Microsoft is retiring certain Azure facial recognition features
- In a recent blog post, Microsoft made some petty interesting promises to users.
- The company will soon start phasing out some Azure facial recognition features.
- Microsoft also told its users it plans to take a more responsible approach to AI.
About 10 years ago we were all craving more advanced and futuristic technology, and here we are a decade later, benefiting from cutting-edge, alien-like gadgets and software.
However, and this is for all you Terminator fans out there, there comes a point when researchers and developers get a bit overwhelmed by what they created.
No, we’re not talking about Skynet and the impending robot uprising, but about facial recognition and how far this technology has come.
In fact, Microsoft is eliminating public access to some AI-powered facial analysis tools, specifically one that claims to identify a subject’s emotion from videos and pictures.

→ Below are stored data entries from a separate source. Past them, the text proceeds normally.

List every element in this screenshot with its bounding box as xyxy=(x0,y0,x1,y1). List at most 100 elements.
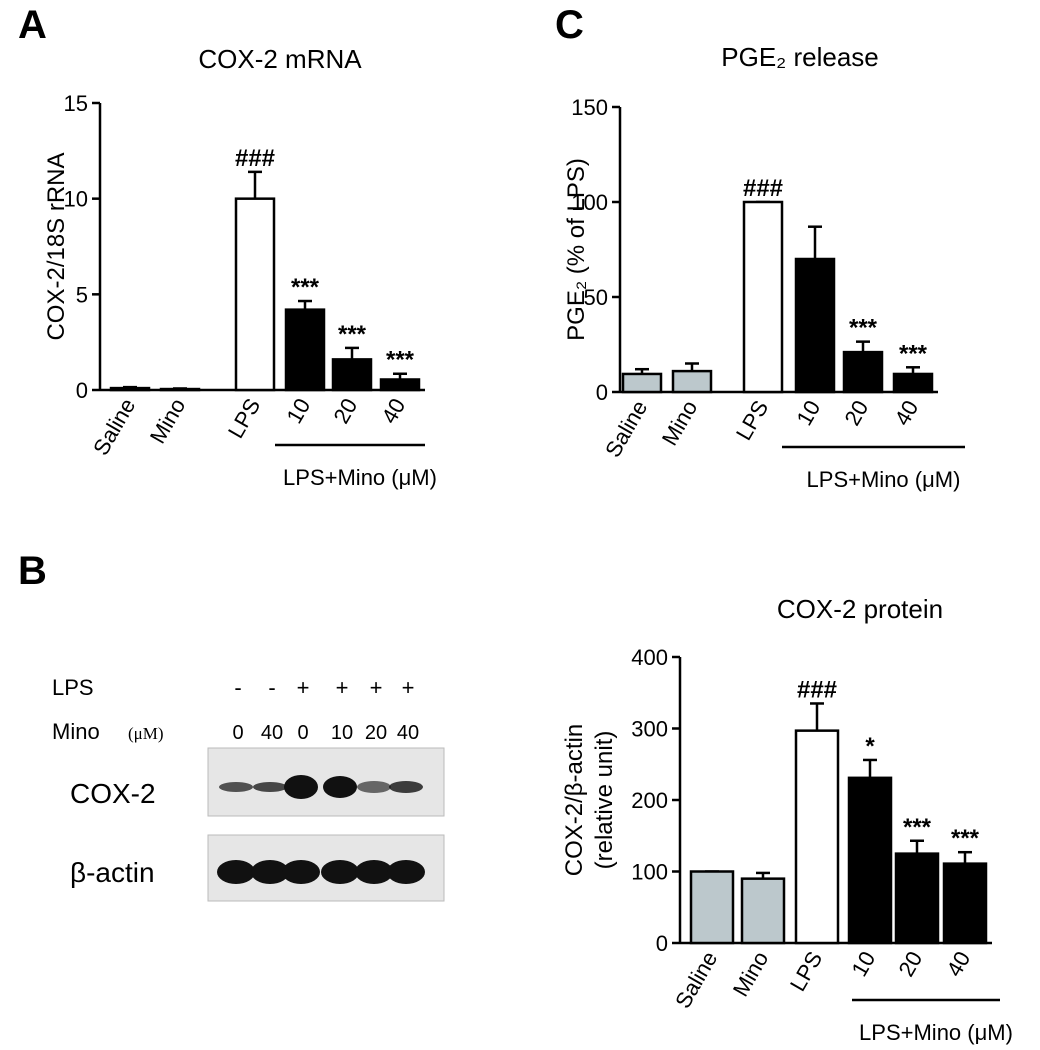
bar xyxy=(621,372,663,394)
y-tick-label: 300 xyxy=(631,717,668,742)
x-tick-label: 10 xyxy=(791,396,825,430)
mino-dose: 40 xyxy=(397,722,419,744)
bar xyxy=(742,200,784,394)
x-tick-label: 40 xyxy=(941,947,975,981)
significance: *** xyxy=(291,274,320,301)
panel-label: A xyxy=(18,3,47,47)
bar xyxy=(892,372,934,394)
mino-dose: 0 xyxy=(297,722,308,744)
y-tick-label: 0 xyxy=(656,931,668,956)
mino-dose: 40 xyxy=(261,722,283,744)
y-tick-label: 400 xyxy=(631,645,668,670)
x-tick-label: LPS xyxy=(223,394,265,443)
band xyxy=(219,782,253,792)
band xyxy=(357,781,391,793)
y-axis-label: COX-2/β-actin xyxy=(561,724,588,877)
lps-sign: + xyxy=(370,675,383,700)
x-tick-label: 10 xyxy=(281,394,315,428)
y-tick-label: 0 xyxy=(596,380,608,405)
mino-dose: 20 xyxy=(365,722,387,744)
blot-row-unit: (μM) xyxy=(128,724,164,743)
significance: *** xyxy=(899,340,928,367)
x-tick-label: 40 xyxy=(889,396,923,430)
x-tick-label: 20 xyxy=(328,394,362,428)
band xyxy=(282,860,320,884)
chart-title: COX-2 protein xyxy=(777,594,943,624)
y-axis-label: COX-2/18S rRNA xyxy=(43,152,70,340)
band xyxy=(321,860,359,884)
x-tick-label: 20 xyxy=(839,396,873,430)
x-tick-label: LPS xyxy=(785,947,827,996)
x-tick-label: Mino xyxy=(145,394,190,448)
bar xyxy=(379,378,421,392)
significance: *** xyxy=(338,321,367,348)
panel-label: B xyxy=(18,549,47,593)
band xyxy=(217,860,255,884)
x-tick-label: 10 xyxy=(846,947,880,981)
chart-title: COX-2 mRNA xyxy=(198,44,362,74)
significance: * xyxy=(865,733,875,760)
panel-label: C xyxy=(555,3,584,47)
mino-dose: 10 xyxy=(331,722,353,744)
band xyxy=(389,781,423,793)
y-tick-label: 0 xyxy=(76,378,88,403)
significance: *** xyxy=(903,814,932,841)
significance: *** xyxy=(386,347,415,374)
band xyxy=(323,776,357,798)
y-tick-label: 10 xyxy=(64,187,88,212)
band xyxy=(387,860,425,884)
lps-sign: + xyxy=(336,675,349,700)
y-tick-label: 100 xyxy=(631,860,668,885)
bar xyxy=(689,870,735,945)
bar xyxy=(740,877,786,945)
band xyxy=(355,860,393,884)
y-tick-label: 100 xyxy=(571,190,608,215)
band-label: β-actin xyxy=(70,857,155,888)
band-label: COX-2 xyxy=(70,778,156,809)
y-axis-label: PGE₂ (% of LPS) xyxy=(563,158,590,341)
significance: *** xyxy=(849,315,878,342)
lps-sign: - xyxy=(234,675,241,700)
bar xyxy=(284,308,326,392)
bar xyxy=(842,350,884,394)
bar xyxy=(794,729,840,945)
x-tick-label: LPS xyxy=(731,396,773,445)
group-label: LPS+Mino (μM) xyxy=(283,465,437,490)
x-tick-label: Mino xyxy=(657,396,702,450)
bar xyxy=(159,387,201,392)
band xyxy=(251,860,289,884)
y-tick-label: 50 xyxy=(584,285,608,310)
y-tick-label: 150 xyxy=(571,95,608,120)
x-tick-label: 20 xyxy=(893,947,927,981)
bar xyxy=(671,369,713,394)
x-tick-label: Saline xyxy=(600,396,652,461)
band xyxy=(284,775,318,799)
significance: *** xyxy=(951,825,980,852)
group-label: LPS+Mino (μM) xyxy=(807,467,961,492)
x-tick-label: Saline xyxy=(670,947,722,1012)
x-tick-label: Mino xyxy=(728,947,773,1001)
y-axis-label: (relative unit) xyxy=(591,731,618,870)
bar xyxy=(331,358,373,392)
significance: ### xyxy=(797,676,837,703)
chart-title: PGE₂ release xyxy=(721,42,879,72)
y-tick-label: 200 xyxy=(631,788,668,813)
lps-sign: + xyxy=(297,675,310,700)
bar xyxy=(942,862,988,945)
lps-sign: + xyxy=(402,675,415,700)
y-tick-label: 15 xyxy=(64,91,88,116)
group-label: LPS+Mino (μM) xyxy=(859,1020,1013,1045)
significance: ### xyxy=(743,175,783,202)
x-tick-label: Saline xyxy=(88,394,140,459)
band xyxy=(253,782,287,792)
bar xyxy=(894,852,940,945)
x-tick-label: 40 xyxy=(376,394,410,428)
mino-dose: 0 xyxy=(232,722,243,744)
blot-row-label: Mino xyxy=(52,719,100,744)
blot-row-label: LPS xyxy=(52,675,94,700)
lps-sign: - xyxy=(268,675,275,700)
y-tick-label: 5 xyxy=(76,282,88,307)
bar xyxy=(109,386,151,392)
bar xyxy=(234,197,276,392)
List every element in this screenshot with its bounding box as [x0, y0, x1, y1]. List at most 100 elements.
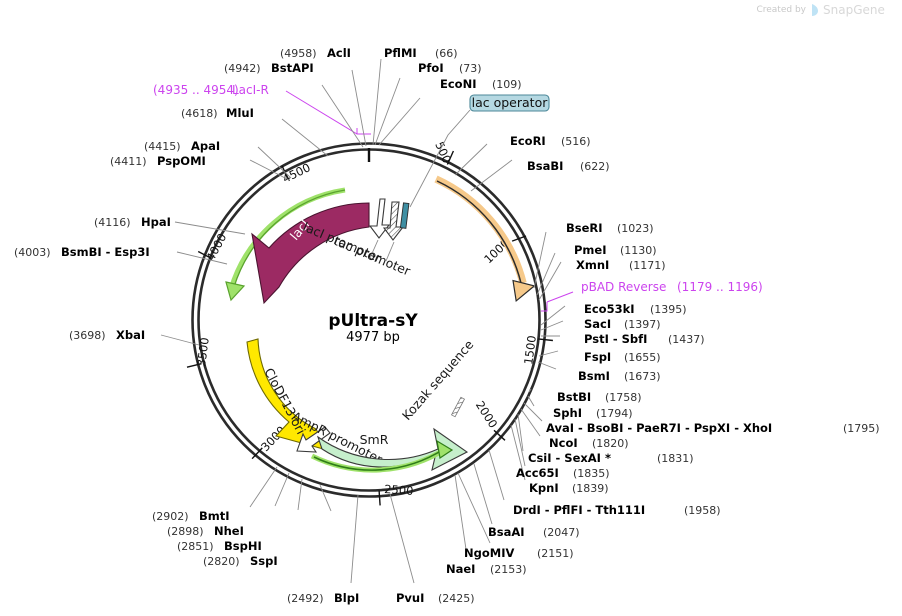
page-title: pUltra-sY [328, 311, 418, 331]
enzyme-position: (1673) [624, 370, 661, 383]
tick-label: 2500 [384, 482, 414, 498]
feature-lacI: lacI [225, 187, 370, 305]
enzyme-position: (2153) [490, 563, 527, 576]
enzyme-XbaI: (3698) XbaI [69, 328, 145, 342]
enzyme-PmeI: PmeI (1130) [574, 243, 657, 257]
leader-AclI [351, 69, 367, 147]
leader-BsaBI [470, 159, 513, 192]
enzyme-name: EcoNI [440, 77, 476, 91]
lacI-halo-line [233, 189, 346, 288]
leader-ApaI [257, 146, 292, 179]
enzyme-BstAPI: (4942) BstAPI [224, 61, 314, 75]
plasmid-backbone [191, 142, 547, 498]
leader-EcoNI [378, 97, 421, 146]
enzyme-MluI: (4618) MluI [181, 106, 254, 120]
enzyme-name: MluI [226, 106, 254, 120]
LacI-R-leader [285, 90, 358, 135]
enzyme-SacI: SacI (1397) [584, 317, 661, 331]
leader-PvuI [389, 493, 415, 584]
pBAD-Reverse-marker [541, 302, 548, 312]
ruler-tick-2500: 2500 [378, 482, 414, 506]
enzyme-name: BspHI [224, 539, 262, 553]
tick-mark [378, 490, 381, 506]
enzyme-position: (1958) [684, 504, 721, 517]
Kozak-sequence-bar [450, 396, 466, 418]
enzyme-name: XmnI [576, 258, 609, 272]
enzyme-position: (1820) [592, 437, 629, 450]
enzyme-name: NaeI [446, 562, 475, 576]
leader-AvaI [523, 402, 543, 422]
enzyme-name: NcoI [549, 436, 578, 450]
enzyme-SspI: (2820) SspI [203, 554, 278, 568]
enzyme-position: (2902) [152, 510, 189, 523]
enzyme-position: (4411) [110, 155, 147, 168]
leader-Acc65I [514, 418, 526, 467]
plasmid-size: 4977 bp [346, 330, 400, 345]
enzyme-BmtI: (2902) BmtI [152, 509, 230, 523]
enzyme-position: (4003) [14, 246, 51, 259]
enzyme-position: (1023) [617, 222, 654, 235]
enzyme-NheI: (2898) NheI [167, 524, 244, 538]
enzyme-KpnI: KpnI (1839) [529, 481, 609, 495]
enzyme-name: CsiI - SexAI * [528, 451, 611, 465]
LacI-R-range: (4935 .. 4954) [153, 83, 239, 97]
primer-LacI-R: (4935 .. 4954) LacI-R [153, 83, 371, 135]
snapgene-logo-icon [812, 4, 818, 16]
leader-FspI [538, 350, 559, 357]
pBAD-Reverse-range: (1179 .. 1196) [677, 280, 763, 294]
enzyme-name: NheI [214, 524, 244, 538]
tick-label: 3500 [194, 337, 212, 368]
lac-operator-bar [399, 202, 410, 229]
enzyme-name: EcoRI [510, 134, 546, 148]
snapgene-credit: Created by SnapGene [756, 3, 884, 17]
enzyme-name: BmtI [199, 509, 230, 523]
enzyme-name: BsmI [578, 369, 610, 383]
enzyme-name: XbaI [116, 328, 145, 342]
leader-BsaAI [473, 463, 493, 525]
SmR-halo-arrowhead [436, 439, 454, 460]
enzyme-name: BstBI [557, 390, 591, 404]
enzyme-position: (1397) [624, 318, 661, 331]
tick-mark [197, 250, 212, 260]
enzyme-name: AclI [327, 46, 351, 60]
enzyme-BsmI: BsmI (1673) [578, 369, 661, 383]
leader-BseRI [533, 231, 547, 289]
enzyme-position: (1437) [668, 333, 705, 346]
enzyme-position: (2151) [537, 547, 574, 560]
enzyme-PvuI: PvuI (2425) [396, 591, 475, 605]
ruler-tick-3500: 3500 [186, 337, 212, 368]
feature-SmR: SmR [310, 427, 469, 473]
credit-text: Created by [756, 5, 806, 15]
enzyme-position: (2047) [543, 526, 580, 539]
enzyme-BspHI: (2851) BspHI [177, 539, 262, 553]
leader-SphI [527, 395, 535, 407]
feature-arc-orange [434, 175, 536, 303]
leader-CsiI [517, 413, 524, 452]
enzyme-position: (1839) [572, 482, 609, 495]
enzyme-position: (1835) [573, 467, 610, 480]
enzyme-position: (2851) [177, 540, 214, 553]
leader-BmtI [249, 466, 278, 508]
leader-EcoRI [454, 143, 488, 176]
enzyme-NaeI: NaeI (2153) [446, 562, 527, 576]
enzyme-position: (2492) [287, 592, 324, 605]
enzyme-name: Eco53kI [584, 302, 635, 316]
enzyme-PspOMI: (4411) PspOMI [110, 154, 206, 168]
enzyme-position: (1831) [657, 452, 694, 465]
leader-SacI [540, 320, 564, 331]
enzyme-name: SacI [584, 317, 611, 331]
leader-PmeI [536, 252, 556, 296]
lac-operator-label-box [469, 94, 550, 112]
enzyme-name: FspI [584, 350, 611, 364]
enzyme-position: (1395) [650, 303, 687, 316]
SmR-halo-line [313, 448, 445, 471]
leader-MluI [281, 118, 329, 157]
enzyme-name: PspOMI [157, 154, 206, 168]
enzyme-ApaI: (4415) ApaI [144, 139, 220, 153]
enzyme-name: PvuI [396, 591, 424, 605]
enzyme-name: PfoI [418, 61, 444, 75]
tick-mark [251, 447, 263, 460]
tick-mark [446, 150, 455, 165]
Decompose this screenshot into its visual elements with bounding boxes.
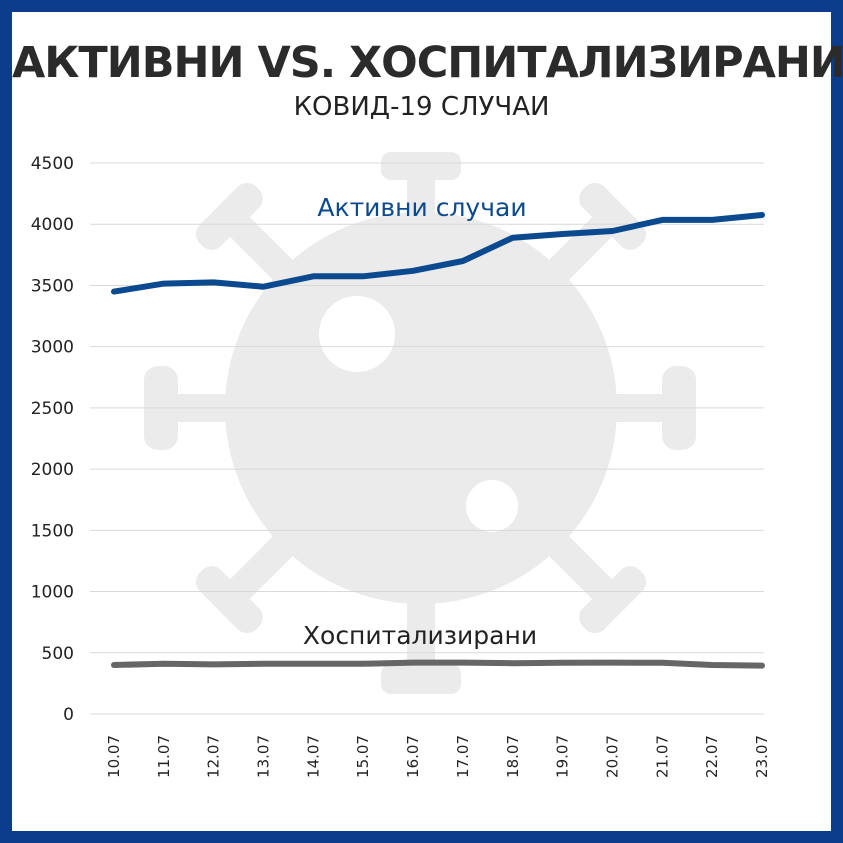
x-tick-label: 19.07 (554, 735, 572, 778)
chart-title: АКТИВНИ VS. ХОСПИТАЛИЗИРАНИ (12, 38, 843, 88)
x-axis-ticks: 10.07 11.07 12.07 13.07 14.07 15.07 16.07 17.07… (105, 735, 771, 778)
virus-spike-cap (381, 152, 461, 180)
virus-spike-cap (381, 664, 461, 694)
chart-frame: АКТИВНИ VS. ХОСПИТАЛИЗИРАНИ КОВИД-19 СЛУ… (12, 12, 843, 831)
x-tick-label: 21.07 (653, 735, 671, 778)
virus-spike (407, 172, 435, 232)
x-tick-label: 11.07 (155, 735, 173, 778)
virus-spike-diagonal (195, 525, 304, 634)
virus-spike-diagonal (195, 182, 304, 291)
x-tick-label: 22.07 (703, 735, 721, 778)
x-tick-label: 14.07 (304, 735, 322, 778)
x-tick-label: 15.07 (354, 735, 372, 778)
x-tick-label: 12.07 (205, 735, 223, 778)
x-tick-label: 18.07 (504, 735, 522, 778)
virus-spike-diagonal (538, 525, 647, 634)
y-tick-label: 500 (42, 644, 74, 664)
x-tick-label: 23.07 (753, 735, 771, 778)
series-label-active: Активни случаи (317, 193, 526, 222)
series-lines (111, 212, 765, 669)
y-tick-label: 2500 (31, 399, 74, 419)
y-tick-label: 3500 (31, 276, 74, 296)
x-tick-label: 20.07 (603, 735, 621, 778)
series-line-active (111, 212, 765, 295)
y-tick-label: 2000 (31, 460, 74, 480)
x-tick-label: 17.07 (454, 735, 472, 778)
y-tick-label: 1500 (31, 521, 74, 541)
virus-spike (407, 592, 435, 678)
y-tick-label: 1000 (31, 583, 74, 603)
series-label-hospitalized: Хоспитализирани (303, 621, 537, 650)
y-axis-ticks: 0 500 1000 1500 2000 2500 3000 3500 4000 4500 (31, 154, 74, 725)
y-tick-label: 0 (63, 705, 74, 725)
series-line-hospitalized (111, 659, 765, 669)
y-tick-label: 3000 (31, 338, 74, 358)
chart-subtitle: КОВИД-19 СЛУЧАИ (293, 92, 550, 122)
virus-spot (466, 480, 518, 532)
x-tick-label: 13.07 (255, 735, 273, 778)
y-tick-label: 4000 (31, 215, 74, 235)
virus-spot (319, 296, 395, 372)
y-tick-label: 4500 (31, 154, 74, 174)
x-tick-label: 10.07 (105, 735, 123, 778)
x-tick-label: 16.07 (404, 735, 422, 778)
line-chart: 0 500 1000 1500 2000 2500 3000 3500 4000 4500 10.… (31, 152, 771, 778)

Microsoft vouches to take a more responsible approach to AI
There’s no denying the fact that this type of emotion recognition tools have been harshly criticized by experts throughout the years.
The tech giant says it’s taking a responsible approach to artificial intelligence, meaning that it focuses on keeping people and their goals at the center of decisions relating to design.
Microsoft has to balance respecting enduring values like fairness, reliability and safety, privacy and security, inclusiveness, transparency, and accountability.
This recent decision to block access to some of the facial recognition features has thus been taken, in order to check all of the above-mentioned marks.
So, all new users that sign up to use the framework will no longer have access to these detection features, while existing customers will lose access after June 30th, 2023.
Redmond officials also stated that better, more equitable futures will require new guardrails for AI, to avoid unpleasant situations.
Microsoft’s Responsible AI Standard is one contribution toward this goal, and the company already has all of its engines running.
There was also talk of a commitment to being a lot more open, honest, and transparent in its efforts to make meaningful progress.